The project, which is part of the 300 East Main redevelopment, will add 500 parking spaces to downtown Carrboro — 300 of which will be free to the public.

During the six-week construction period, East Main Street will be intermittently closed to allow construction materials for the new parking deck to be delivered.

Deliveries will occur every 45 minutes between 9 a.m. and 4 p.m. Monday through Friday.

Despite the inconvenience from road closures, local businesses are looking forward to the possible economic benefits from the parking deck.

Josh Wittman, co-owner of Milltown in Carrboro, said he understands progress in the area will require a few inconveniences.

“I really want to see the parking deck come in,” he said. “I’m not going to be too whiny about the traffic stops.”

Beryl Rosen, owner of Main Street Gallery, said he thinks the parking deck will appease those who complain about a lack of parking in Carrboro.

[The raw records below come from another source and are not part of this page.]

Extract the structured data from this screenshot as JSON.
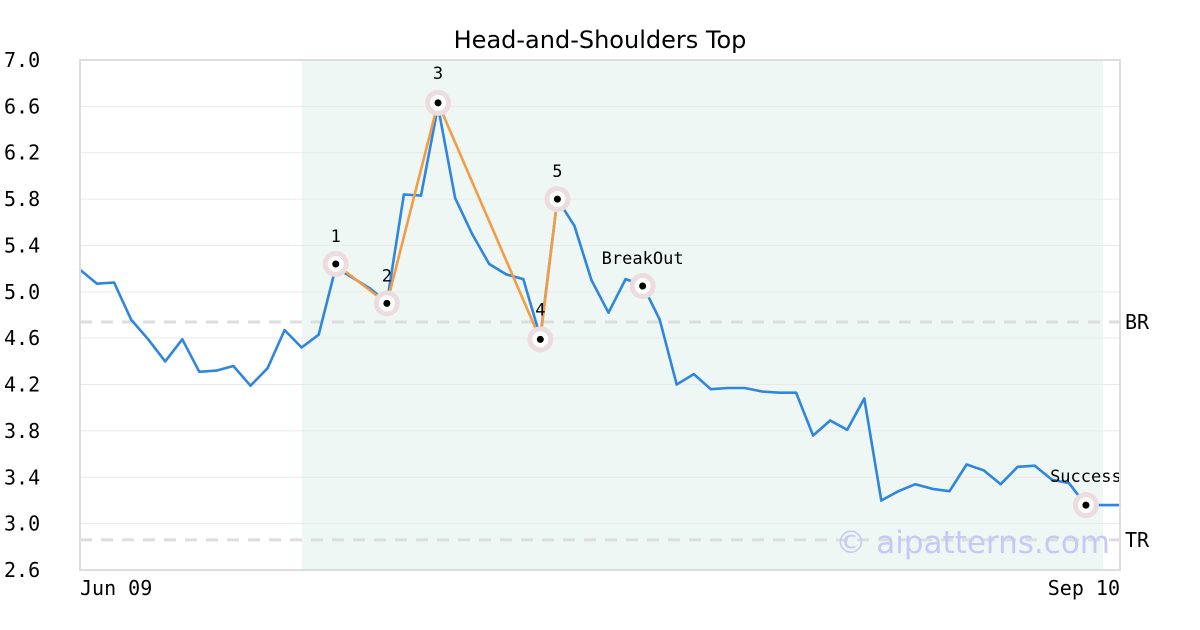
{
  "chart_data": {
    "type": "line",
    "title": "Head-and-Shoulders Top",
    "xlabel": "",
    "ylabel": "",
    "ylim": [
      2.6,
      7.0
    ],
    "y_ticks": [
      "7.0",
      "6.6",
      "6.2",
      "5.8",
      "5.4",
      "5.0",
      "4.6",
      "4.2",
      "3.8",
      "3.4",
      "3.0",
      "2.6"
    ],
    "x_tick_labels": [
      "Jun 09",
      "Sep 10"
    ],
    "grid": true,
    "series": [
      {
        "color": "#2e86de",
        "values": [
          5.19,
          5.07,
          5.08,
          4.76,
          4.59,
          4.4,
          4.59,
          4.31,
          4.32,
          4.36,
          4.19,
          4.34,
          4.67,
          4.52,
          4.63,
          5.21,
          5.12,
          5.03,
          4.91,
          5.84,
          5.83,
          6.6,
          5.81,
          5.5,
          5.24,
          5.15,
          5.11,
          4.61,
          5.8,
          5.57,
          5.1,
          4.82,
          5.11,
          5.06,
          4.76,
          4.2,
          4.29,
          4.16,
          4.17,
          4.17,
          4.14,
          4.13,
          4.13,
          3.76,
          3.89,
          3.81,
          4.08,
          3.2,
          3.28,
          3.34,
          3.3,
          3.28,
          3.51,
          3.46,
          3.34,
          3.49,
          3.5,
          3.38,
          3.35,
          3.16,
          3.16,
          3.16
        ]
      }
    ],
    "pattern_line": {
      "color": "#f39c46",
      "indices": [
        15,
        18,
        21,
        27,
        28
      ]
    },
    "points": [
      {
        "label": "1",
        "index": 15,
        "value": 5.24
      },
      {
        "label": "2",
        "index": 18,
        "value": 4.9
      },
      {
        "label": "3",
        "index": 21,
        "value": 6.63
      },
      {
        "label": "4",
        "index": 27,
        "value": 4.59
      },
      {
        "label": "5",
        "index": 28,
        "value": 5.8
      },
      {
        "label": "BreakOut",
        "index": 33,
        "value": 5.05
      },
      {
        "label": "Success",
        "index": 59,
        "value": 3.16
      }
    ],
    "levels": [
      {
        "label": "BR",
        "value": 4.74
      },
      {
        "label": "TR",
        "value": 2.86
      }
    ],
    "highlight_range": [
      13,
      60
    ],
    "colors": {
      "line": "#2e86de",
      "pattern": "#f39c46",
      "highlight": "#eef7f3",
      "marker_halo": "#ecdcdf"
    },
    "watermark": "© aipatterns.com"
  }
}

“It’s got to be done,” Rosen said. “You just have to bear with it.”

He said he thinks the first week of deliveries will be rough, but will prove worth it in the end.

“I can’t imagine anybody ever saying it can hurt in the long run,” he said.

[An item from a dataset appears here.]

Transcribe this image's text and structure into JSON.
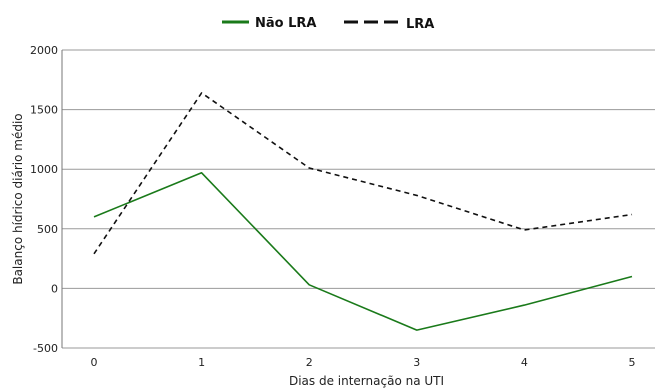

The parking deck is part of the first phase of the 300 East Main development project — which also includes the construction of a 142-room Hampton Inn & Suites with retail spaces underneath the hotel.

Later phases will include more retail and office spaces.

Laura Van Sant, the property manager, said after construction was delayed because of poor weather, the parking deck and hotel are scheduled to open by late June.

Van Sant said she doesn’t think the project will cause problems for pedestrians or businesses.

During construction, pre-constructed slabs of concrete will be delivered by trucks and lifted into place by a crane.

“The deck is basically like a concrete version of Tinkertoys,” she said.

Though the sidewalk directly in front of the development has been reopened, pedestrians might need to walk on the opposite side of the road during deliveries.

“Pedestrians won’t be inconvenienced much at all,” Van Sant said.

Carrboro Town Manager David Andrews said the town, developer and local business community have worked together to create the least disruptive plan.

“We think we have a plan to where we’re going to encourage people to continue to come downtown and use Carrboro businesses,” he said.

“We don’t think detour routes are going to be necessary.”